All provided files can be found in the project directory: /cse/courses/cse326/00au/project3.

Input files

Any text file is a reasonable input file. We've provided a number of interesting ones from Project Gutenberg which reside in the directory /cse/courses/cse326/00au/texts/. Please do not copy these to your directories! They take quite a bit of disk space as is. If you'd like to be able to reference them more easily, use the following command in your project directory:

ln -s /cse/courses/cse326/00au/texts .
(Be sure to include the '.'!) You should now be able to reference them as if the directory texts were a subdirectory of your project directory.

Note that we will use bible_kingjames (the largest single file available) and usr_dict_words (a hefty, sorted-order file) as two of the test files. So, if your program does not run on these, you should try to fix it!

Handing in the code

You are required to hand in your project3 directory with all of your code. Included in this directory should be all the files listed above as well as any new files you create including your README.

Note: of the files we provide to you, you should need to change only Makefile, word_count.cpp, test.cpp, and possibly AVLTree.h to implement the additional functionality of an AVL tree, splay tree, or hash table. You may create whatever other files you wish. If you want to change any other files in the project, contact one of us first! (Note: this only applies to implementing the base functionality of an AVL tree, splay tree, and hash table. Instrumenting the code will require changes to those files.)

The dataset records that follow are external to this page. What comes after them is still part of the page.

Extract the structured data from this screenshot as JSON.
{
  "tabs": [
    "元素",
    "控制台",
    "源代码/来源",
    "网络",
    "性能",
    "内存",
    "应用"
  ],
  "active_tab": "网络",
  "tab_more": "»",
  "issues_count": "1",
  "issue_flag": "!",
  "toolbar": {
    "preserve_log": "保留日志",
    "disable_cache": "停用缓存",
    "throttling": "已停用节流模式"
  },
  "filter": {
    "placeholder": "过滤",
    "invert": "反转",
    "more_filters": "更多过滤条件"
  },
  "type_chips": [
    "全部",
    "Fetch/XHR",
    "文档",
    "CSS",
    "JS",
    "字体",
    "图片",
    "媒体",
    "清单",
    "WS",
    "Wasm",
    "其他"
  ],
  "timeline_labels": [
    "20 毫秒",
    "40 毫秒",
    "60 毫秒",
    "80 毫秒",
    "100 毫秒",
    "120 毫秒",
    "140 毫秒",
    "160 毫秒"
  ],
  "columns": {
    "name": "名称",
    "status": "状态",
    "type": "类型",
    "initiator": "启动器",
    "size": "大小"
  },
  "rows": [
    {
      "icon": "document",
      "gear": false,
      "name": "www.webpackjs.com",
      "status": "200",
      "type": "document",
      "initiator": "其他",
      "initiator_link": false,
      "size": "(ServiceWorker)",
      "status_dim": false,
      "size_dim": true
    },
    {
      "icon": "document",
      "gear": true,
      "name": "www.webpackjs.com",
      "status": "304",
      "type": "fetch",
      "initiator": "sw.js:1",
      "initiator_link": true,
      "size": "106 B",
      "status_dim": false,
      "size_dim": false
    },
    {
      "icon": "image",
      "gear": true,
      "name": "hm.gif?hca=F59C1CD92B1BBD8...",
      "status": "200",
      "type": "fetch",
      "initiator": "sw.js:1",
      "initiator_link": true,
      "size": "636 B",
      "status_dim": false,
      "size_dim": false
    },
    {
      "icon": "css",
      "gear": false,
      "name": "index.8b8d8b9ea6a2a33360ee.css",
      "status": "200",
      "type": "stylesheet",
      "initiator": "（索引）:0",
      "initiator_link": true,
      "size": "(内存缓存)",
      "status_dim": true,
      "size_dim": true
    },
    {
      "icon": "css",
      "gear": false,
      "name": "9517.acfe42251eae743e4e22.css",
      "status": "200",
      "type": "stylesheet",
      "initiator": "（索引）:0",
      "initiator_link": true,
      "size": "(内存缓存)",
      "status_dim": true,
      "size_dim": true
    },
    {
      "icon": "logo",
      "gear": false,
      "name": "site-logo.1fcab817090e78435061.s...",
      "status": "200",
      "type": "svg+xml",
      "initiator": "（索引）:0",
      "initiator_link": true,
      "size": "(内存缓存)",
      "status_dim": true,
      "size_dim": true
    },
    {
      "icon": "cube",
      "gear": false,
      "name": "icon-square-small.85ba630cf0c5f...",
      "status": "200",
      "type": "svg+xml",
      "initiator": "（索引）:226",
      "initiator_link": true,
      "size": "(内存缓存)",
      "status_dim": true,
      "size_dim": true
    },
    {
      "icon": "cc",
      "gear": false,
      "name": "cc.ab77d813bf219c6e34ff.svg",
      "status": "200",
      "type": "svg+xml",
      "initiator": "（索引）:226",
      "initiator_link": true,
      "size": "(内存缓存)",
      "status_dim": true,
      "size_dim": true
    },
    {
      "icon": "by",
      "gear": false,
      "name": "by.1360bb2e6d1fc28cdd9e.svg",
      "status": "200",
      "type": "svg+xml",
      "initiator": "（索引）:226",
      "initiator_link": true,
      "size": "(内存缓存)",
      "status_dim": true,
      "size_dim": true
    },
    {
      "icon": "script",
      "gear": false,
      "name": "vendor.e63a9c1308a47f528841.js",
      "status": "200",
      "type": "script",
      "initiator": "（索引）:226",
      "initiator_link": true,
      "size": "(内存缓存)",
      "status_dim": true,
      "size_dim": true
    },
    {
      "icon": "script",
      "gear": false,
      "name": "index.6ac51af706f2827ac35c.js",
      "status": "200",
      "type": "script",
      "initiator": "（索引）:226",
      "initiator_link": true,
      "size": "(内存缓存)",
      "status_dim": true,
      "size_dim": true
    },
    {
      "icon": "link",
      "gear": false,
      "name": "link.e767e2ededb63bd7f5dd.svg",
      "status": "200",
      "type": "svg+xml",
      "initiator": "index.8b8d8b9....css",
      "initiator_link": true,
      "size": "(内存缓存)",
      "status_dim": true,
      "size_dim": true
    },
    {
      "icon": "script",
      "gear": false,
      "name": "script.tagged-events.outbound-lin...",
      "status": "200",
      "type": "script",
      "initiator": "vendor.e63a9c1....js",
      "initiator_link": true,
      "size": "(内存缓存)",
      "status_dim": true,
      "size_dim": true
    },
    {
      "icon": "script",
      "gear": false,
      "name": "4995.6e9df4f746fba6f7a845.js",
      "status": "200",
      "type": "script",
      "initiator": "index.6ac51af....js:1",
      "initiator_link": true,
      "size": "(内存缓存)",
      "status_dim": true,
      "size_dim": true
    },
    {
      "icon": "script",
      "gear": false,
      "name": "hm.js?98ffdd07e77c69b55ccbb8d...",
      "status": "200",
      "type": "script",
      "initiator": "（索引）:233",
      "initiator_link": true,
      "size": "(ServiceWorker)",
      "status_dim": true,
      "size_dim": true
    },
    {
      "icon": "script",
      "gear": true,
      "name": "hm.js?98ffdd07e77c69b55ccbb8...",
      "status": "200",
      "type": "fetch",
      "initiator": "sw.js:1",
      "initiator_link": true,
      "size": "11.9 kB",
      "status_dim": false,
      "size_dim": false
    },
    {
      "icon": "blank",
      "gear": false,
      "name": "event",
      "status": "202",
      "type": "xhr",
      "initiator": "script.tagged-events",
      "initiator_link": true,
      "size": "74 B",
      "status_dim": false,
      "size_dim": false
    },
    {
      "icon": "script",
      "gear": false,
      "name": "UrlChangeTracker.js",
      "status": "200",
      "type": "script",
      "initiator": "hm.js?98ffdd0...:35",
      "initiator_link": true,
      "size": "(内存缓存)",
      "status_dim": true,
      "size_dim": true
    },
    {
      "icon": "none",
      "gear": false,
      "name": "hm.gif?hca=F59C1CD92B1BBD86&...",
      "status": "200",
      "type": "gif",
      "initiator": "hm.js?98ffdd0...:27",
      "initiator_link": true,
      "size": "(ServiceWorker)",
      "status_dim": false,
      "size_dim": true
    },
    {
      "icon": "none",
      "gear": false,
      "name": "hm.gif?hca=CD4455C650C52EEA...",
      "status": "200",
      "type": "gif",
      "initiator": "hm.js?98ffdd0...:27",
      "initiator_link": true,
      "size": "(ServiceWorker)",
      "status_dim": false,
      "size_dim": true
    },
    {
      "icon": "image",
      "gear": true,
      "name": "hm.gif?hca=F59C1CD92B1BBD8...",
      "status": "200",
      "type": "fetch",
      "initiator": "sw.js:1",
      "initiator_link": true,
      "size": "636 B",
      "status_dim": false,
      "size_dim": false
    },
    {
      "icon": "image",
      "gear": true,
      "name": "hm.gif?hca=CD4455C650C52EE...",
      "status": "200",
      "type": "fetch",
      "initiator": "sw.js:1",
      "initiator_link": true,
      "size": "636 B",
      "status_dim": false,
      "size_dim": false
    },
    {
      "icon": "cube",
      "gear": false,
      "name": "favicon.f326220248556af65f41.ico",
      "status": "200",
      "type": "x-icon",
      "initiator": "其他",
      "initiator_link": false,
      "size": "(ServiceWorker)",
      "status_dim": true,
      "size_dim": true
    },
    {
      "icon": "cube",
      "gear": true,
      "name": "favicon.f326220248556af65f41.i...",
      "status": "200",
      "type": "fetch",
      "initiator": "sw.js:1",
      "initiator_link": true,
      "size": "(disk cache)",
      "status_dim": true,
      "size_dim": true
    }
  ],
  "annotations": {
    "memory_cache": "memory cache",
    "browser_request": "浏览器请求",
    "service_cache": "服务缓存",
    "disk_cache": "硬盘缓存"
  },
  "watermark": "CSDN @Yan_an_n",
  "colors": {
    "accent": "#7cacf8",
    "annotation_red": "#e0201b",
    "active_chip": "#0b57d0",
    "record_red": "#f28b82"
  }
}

Turn your files in electronically using turnin:

% cd ~/326stuff/myproj3dir
% make full_clean
% cd ../
% turnin -c cse326 -p project3 myproj3dir

The README

Your README file should document your submission (though it does not by any means replace comments in the code!). It should contain the following:

Also answer the following questions (justify your answers, of course; 3-4 sentences apiece should be fine):

Plotting

For Project 3, I've add the script
Plot
to the directory
/cse/courses/cse326/00au/project3
Plot produces a plot (in a postscript file) of the word distributions calculated by your program. E.g.,
bst_word_count 100000 < some_file > out
Plot out
creates the file "out.ps". This file can be either sent directly to a printer (using lpr) or viewed using ghostview. The X axis is the rank of the word, and the Y axis the number of times it occurs.

Create plots of the results of your test files. In the discussion section of your report note if the shapes similar, or if they vary widely? Ordinary natural language text usually follows a pattern known as a Zipf curve (named after its discoverer, Harvard linquist George Zipf). For more information about Zipf curves you can start with http://www.useit.com/alertbox/zipf.html.

Sample word counter

The executable bst_word_count is simply the compiled version of the code in the project3 directory. It uses a BST to store the words. Run bst_word_count -h for more details.

Extra Credit

For one Extra Credit point, replace the unsorted linked list priority queue implementation that the project currently uses with a heap implementation of a priority queue. Document which type of heap you choose to use. Note: do the project first and do the extra credit only when you're sure you can complete the required parts on time.